Weeks after some venues on the South Fork resumed offering live music, the New York State Liquor Authority clarified language on its website and contacted all bars and restaurants to ensure they were aware of the restrictions that have remained in place in mid-March. Word spread quickly among musicians, some of whom consider it another nail in the coffin for live music.
An official in the S.L.A.’s public affairs office told The Star on Thursday that the authority was responding to an increase in live-entertainment venues advertising ticketed events.
“Live entertainment activities, including all ticketed events, have been prohibited since New York went on Pause in mid-March to stop the spread of coronavirus,” reads a statement by the S.L.A. “Thanks to New Yorkers' hard work, we have achieved, and so far maintained, one of the lowest rates of infection in the country, but these high-risk gatherings would create exactly the situation we are trying to avoid, where people congregate, mingle, and create congestion at points of ingress and egress.”
The content on the S.L.A. website that was apparently altered or added this week reads, “Additionally, please note that only incidental music is permissible at this time. This means that advertised and/or ticketed shows are not permissible. Music should be incidental to the dining experience and not the draw itself.”
Speaking on background, the S.L.A. public affairs official emphasized in an email that “Bars/restaurants are allowed to provide incidental music -- i.e., music that is not the main attraction, but complements dining -- if it is allowed on their liquor license. Remember, we allowed outdoor and (outside of NYC) indoor dining, not concerts.”

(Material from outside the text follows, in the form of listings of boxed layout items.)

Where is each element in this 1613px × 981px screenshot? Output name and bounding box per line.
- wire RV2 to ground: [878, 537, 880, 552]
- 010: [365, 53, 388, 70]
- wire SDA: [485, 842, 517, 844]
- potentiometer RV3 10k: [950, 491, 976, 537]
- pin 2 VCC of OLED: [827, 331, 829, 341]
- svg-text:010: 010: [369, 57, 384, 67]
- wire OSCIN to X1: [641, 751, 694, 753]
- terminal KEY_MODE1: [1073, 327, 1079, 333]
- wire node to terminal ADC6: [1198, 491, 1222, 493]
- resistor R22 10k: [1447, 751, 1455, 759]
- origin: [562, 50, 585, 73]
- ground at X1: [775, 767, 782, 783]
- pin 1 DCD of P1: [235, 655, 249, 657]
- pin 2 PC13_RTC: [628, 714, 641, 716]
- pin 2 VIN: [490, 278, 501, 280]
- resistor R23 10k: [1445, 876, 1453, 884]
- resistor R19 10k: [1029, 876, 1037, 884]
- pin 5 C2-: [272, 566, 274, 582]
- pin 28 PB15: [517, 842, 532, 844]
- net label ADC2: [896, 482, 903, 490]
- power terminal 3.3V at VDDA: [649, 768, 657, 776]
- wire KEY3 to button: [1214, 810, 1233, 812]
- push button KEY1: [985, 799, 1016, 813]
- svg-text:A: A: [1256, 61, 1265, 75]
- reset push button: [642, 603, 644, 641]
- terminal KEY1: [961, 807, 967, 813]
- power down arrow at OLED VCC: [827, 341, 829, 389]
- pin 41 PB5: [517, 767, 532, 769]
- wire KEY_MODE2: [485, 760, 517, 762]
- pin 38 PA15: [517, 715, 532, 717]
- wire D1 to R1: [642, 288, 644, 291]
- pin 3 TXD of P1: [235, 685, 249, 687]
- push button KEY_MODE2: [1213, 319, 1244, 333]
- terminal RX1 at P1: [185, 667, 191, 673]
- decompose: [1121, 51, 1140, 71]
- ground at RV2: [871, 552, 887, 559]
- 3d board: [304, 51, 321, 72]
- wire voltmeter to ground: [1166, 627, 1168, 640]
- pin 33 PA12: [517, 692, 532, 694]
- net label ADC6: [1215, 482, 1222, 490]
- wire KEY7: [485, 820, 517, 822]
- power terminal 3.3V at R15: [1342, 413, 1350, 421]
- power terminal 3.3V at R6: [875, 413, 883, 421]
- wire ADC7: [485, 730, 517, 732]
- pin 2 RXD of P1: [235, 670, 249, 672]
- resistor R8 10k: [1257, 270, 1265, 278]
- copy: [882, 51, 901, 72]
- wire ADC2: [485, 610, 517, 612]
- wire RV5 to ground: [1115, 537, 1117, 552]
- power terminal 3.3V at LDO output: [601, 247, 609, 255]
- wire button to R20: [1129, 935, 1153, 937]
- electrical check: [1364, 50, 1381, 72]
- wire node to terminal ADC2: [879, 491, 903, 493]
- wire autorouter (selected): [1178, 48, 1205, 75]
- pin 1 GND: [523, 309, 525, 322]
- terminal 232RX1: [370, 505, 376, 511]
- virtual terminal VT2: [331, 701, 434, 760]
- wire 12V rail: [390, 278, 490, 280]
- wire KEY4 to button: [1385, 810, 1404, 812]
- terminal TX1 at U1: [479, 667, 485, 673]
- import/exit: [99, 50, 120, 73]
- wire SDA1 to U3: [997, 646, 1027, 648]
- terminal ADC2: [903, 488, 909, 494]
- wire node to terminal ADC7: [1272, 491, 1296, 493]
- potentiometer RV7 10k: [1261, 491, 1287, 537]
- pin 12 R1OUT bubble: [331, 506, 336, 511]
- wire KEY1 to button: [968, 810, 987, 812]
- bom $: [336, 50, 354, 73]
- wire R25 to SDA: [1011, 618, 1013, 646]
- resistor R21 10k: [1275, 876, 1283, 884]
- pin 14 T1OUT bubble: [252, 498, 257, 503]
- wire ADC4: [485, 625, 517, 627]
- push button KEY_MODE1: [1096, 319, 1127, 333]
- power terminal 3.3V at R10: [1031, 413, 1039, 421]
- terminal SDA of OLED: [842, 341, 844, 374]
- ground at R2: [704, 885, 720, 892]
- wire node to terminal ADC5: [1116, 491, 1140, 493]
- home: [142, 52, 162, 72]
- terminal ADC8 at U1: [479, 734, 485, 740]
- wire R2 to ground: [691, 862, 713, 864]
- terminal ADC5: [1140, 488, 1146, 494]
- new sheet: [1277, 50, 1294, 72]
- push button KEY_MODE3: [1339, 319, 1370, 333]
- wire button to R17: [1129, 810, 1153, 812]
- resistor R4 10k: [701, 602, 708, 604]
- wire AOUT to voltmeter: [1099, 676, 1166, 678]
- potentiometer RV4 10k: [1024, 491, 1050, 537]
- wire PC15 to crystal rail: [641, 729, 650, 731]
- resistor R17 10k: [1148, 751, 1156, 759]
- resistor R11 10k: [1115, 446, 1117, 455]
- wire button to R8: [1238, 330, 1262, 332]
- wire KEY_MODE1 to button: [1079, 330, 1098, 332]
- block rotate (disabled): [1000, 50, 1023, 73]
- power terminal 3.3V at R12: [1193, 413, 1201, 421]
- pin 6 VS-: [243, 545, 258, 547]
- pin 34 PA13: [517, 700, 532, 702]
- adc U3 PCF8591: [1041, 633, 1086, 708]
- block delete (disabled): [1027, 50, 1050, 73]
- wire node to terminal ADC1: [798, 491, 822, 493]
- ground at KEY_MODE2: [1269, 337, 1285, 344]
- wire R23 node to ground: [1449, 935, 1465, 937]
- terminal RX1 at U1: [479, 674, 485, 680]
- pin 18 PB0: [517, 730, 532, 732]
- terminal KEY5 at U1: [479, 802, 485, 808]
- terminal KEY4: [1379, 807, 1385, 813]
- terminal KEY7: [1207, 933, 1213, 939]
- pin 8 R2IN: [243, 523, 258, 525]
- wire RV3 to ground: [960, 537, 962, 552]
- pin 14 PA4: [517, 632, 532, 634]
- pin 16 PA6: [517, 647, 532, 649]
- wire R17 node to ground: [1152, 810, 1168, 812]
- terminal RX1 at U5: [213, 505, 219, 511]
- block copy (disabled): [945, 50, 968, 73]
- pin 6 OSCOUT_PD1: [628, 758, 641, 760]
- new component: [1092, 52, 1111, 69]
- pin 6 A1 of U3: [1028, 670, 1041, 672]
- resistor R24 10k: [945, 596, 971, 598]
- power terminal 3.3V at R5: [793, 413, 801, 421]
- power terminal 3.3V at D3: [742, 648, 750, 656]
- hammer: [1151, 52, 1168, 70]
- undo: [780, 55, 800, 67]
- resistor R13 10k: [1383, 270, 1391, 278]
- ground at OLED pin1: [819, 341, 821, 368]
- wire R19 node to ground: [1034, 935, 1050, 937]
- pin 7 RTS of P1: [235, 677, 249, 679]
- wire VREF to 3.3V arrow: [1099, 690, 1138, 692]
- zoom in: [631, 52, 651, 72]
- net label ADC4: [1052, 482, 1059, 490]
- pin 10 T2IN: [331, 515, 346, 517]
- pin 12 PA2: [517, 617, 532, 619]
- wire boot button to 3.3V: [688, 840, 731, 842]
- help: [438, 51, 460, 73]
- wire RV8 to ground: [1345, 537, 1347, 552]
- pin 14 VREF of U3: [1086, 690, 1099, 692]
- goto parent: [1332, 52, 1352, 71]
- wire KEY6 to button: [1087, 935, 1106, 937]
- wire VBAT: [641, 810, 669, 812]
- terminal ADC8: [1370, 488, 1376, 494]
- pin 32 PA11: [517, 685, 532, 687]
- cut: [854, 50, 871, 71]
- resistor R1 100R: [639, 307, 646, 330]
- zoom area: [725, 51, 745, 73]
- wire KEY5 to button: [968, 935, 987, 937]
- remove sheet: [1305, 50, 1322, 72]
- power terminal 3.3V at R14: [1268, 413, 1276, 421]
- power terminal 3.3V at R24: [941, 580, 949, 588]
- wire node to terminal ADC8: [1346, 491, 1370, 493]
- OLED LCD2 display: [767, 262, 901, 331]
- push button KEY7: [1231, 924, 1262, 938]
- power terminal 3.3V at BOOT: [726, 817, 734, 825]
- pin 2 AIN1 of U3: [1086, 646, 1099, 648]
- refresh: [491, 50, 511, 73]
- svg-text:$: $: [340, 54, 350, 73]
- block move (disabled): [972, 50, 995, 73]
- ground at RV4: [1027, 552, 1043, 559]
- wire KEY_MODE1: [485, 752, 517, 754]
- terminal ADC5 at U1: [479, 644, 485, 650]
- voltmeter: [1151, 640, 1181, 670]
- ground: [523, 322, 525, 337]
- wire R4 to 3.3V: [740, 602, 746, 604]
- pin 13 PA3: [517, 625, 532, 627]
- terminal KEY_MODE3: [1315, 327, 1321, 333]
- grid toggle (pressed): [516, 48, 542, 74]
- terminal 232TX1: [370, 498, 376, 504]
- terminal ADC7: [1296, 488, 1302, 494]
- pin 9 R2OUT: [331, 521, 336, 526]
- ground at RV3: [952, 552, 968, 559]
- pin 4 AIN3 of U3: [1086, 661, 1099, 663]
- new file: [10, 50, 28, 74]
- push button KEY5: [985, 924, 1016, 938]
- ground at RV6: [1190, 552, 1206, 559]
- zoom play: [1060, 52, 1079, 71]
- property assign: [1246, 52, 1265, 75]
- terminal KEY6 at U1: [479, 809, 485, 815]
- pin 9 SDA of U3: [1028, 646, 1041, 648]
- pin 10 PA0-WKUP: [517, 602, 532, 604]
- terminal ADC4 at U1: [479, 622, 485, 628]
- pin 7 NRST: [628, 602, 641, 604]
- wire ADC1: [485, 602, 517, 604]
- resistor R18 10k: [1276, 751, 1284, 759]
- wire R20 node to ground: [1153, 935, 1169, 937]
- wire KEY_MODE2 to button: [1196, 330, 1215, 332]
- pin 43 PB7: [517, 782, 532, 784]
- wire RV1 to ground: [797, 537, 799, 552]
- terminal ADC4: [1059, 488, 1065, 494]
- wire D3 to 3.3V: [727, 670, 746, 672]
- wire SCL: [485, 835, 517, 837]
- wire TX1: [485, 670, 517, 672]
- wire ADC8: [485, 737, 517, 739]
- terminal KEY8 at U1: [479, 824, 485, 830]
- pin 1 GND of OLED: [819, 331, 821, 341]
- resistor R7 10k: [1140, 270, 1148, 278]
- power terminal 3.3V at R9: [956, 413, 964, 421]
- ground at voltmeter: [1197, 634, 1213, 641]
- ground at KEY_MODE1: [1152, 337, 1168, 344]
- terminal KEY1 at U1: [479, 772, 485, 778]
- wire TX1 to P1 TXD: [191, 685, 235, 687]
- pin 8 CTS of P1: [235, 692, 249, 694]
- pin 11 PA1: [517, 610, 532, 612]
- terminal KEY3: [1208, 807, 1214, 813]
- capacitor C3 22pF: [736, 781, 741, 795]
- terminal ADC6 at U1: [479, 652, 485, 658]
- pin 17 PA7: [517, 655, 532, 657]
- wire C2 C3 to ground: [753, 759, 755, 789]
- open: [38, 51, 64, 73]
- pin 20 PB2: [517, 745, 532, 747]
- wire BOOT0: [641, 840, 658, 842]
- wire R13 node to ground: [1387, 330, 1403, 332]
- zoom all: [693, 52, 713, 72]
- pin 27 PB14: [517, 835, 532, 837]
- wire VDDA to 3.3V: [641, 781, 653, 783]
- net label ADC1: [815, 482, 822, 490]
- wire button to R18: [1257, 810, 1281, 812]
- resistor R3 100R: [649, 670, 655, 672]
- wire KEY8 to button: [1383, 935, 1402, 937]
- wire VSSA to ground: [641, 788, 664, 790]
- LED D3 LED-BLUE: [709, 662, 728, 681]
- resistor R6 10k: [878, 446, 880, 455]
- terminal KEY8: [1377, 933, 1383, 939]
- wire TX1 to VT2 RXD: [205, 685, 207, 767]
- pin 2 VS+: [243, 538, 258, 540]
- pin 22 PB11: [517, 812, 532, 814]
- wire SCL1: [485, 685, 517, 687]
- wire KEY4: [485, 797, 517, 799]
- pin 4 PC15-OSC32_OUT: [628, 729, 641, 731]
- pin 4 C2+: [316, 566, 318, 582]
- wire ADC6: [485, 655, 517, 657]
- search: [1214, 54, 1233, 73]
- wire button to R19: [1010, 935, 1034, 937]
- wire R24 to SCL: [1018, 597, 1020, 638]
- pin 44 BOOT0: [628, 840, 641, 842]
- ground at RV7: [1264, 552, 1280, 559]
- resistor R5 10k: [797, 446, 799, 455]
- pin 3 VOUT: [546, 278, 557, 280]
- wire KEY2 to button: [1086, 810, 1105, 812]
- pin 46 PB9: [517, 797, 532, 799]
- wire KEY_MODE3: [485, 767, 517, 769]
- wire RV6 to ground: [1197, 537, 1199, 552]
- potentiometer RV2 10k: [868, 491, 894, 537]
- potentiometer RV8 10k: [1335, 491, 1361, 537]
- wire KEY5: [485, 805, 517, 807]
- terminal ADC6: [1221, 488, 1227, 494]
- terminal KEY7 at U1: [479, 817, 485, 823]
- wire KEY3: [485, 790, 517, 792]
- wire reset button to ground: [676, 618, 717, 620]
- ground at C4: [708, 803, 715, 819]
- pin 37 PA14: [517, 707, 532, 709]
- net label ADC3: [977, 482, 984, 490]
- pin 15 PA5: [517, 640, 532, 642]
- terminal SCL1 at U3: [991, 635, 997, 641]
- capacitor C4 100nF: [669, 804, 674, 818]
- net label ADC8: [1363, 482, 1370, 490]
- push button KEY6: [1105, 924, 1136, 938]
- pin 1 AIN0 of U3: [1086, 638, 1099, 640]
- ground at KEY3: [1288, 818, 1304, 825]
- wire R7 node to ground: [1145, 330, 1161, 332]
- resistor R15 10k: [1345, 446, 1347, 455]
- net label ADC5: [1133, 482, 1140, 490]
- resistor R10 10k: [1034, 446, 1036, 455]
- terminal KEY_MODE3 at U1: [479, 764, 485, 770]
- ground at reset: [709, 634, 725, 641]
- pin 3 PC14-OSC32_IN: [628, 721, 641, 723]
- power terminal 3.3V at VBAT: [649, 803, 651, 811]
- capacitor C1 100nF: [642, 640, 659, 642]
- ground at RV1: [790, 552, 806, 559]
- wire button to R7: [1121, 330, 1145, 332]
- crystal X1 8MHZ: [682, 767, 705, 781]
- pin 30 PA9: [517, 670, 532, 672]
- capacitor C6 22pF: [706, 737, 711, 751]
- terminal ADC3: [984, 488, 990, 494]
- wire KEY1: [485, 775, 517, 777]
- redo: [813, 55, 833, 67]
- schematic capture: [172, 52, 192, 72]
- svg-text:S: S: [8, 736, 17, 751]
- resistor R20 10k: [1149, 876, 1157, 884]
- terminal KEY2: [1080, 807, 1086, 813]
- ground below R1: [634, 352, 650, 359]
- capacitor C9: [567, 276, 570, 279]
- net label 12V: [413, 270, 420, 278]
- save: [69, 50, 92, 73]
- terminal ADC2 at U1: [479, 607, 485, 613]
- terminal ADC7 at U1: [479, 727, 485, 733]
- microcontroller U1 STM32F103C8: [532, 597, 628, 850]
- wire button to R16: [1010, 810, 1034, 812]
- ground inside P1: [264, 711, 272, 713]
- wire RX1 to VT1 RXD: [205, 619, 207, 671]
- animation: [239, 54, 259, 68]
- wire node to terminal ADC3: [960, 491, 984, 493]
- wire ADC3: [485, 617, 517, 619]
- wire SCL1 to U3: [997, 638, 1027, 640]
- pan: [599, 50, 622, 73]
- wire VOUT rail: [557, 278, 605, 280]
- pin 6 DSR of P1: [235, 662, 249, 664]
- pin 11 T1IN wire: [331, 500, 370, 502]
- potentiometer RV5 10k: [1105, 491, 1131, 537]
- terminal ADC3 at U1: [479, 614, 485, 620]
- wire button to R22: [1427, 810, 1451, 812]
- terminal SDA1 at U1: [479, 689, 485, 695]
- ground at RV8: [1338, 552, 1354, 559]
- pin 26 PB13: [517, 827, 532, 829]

The S.L.A. notice “killed our music,” Peter Honerkamp, an owner of the Stephen Talkhouse in Amagansett, said on Thursday. “I had to cancel everything.”
The Talkhouse, which for more than three decades has offered everything from local bands and open mike nights to national and internationally renowned recording artists in an intimate setting, had resumed live music on July 30, with performers inside on the venue’s stage and patrons outside on the patio, where video monitors allowed them to see the performers. A limited number of tickets were offered for performances, which began and concluded earlier in the evening than in the past.
Even with a limited number of patrons, “the bartender, the waitstaff can make a little money, I can give money to my year-round people, plus pay a sound guy,” Mr. Honerkamp said. Until this week, that is. “I had to pull everything,” he said, though he added that the Talkhouse can still host the “trivia night” events for which there is no cover charge.
“I don’t know what the rationale is,” he said. “We’ve been observing social distancing. We have people positioned so if anyone stands up they have to wear a mask.” Mr. Honerkamp was posted by the restrooms to ensure that only one patron could be in one at a time. “We’ve been doing everything right.”
A national act was booked to perform on Oct. 30, he said. “That’s gone.”
“In June, we were all starting to get hopeful that we were going to have some kind of half-occupancy summer,” he said. “All these states that prematurely opened screwed the whole country. I don’t know when this ends.”
The S.L.A.’s move comes weeks after a charity concert in Bridgehampton became the subject of a state investigation and widespread condemnation for attendees’ apparent disregard for protocols intended to halt transmission of the coronavirus. S.L.A. officials have visited bars and restaurants statewide to ensure compliance with state guidelines. During the July Fourth weekend, the owners or managers of three Montauk nightspots were assessed low-level charges having to do with alcohol storage and signs, but video recorded at one depicted patrons dancing in close proximity to one another.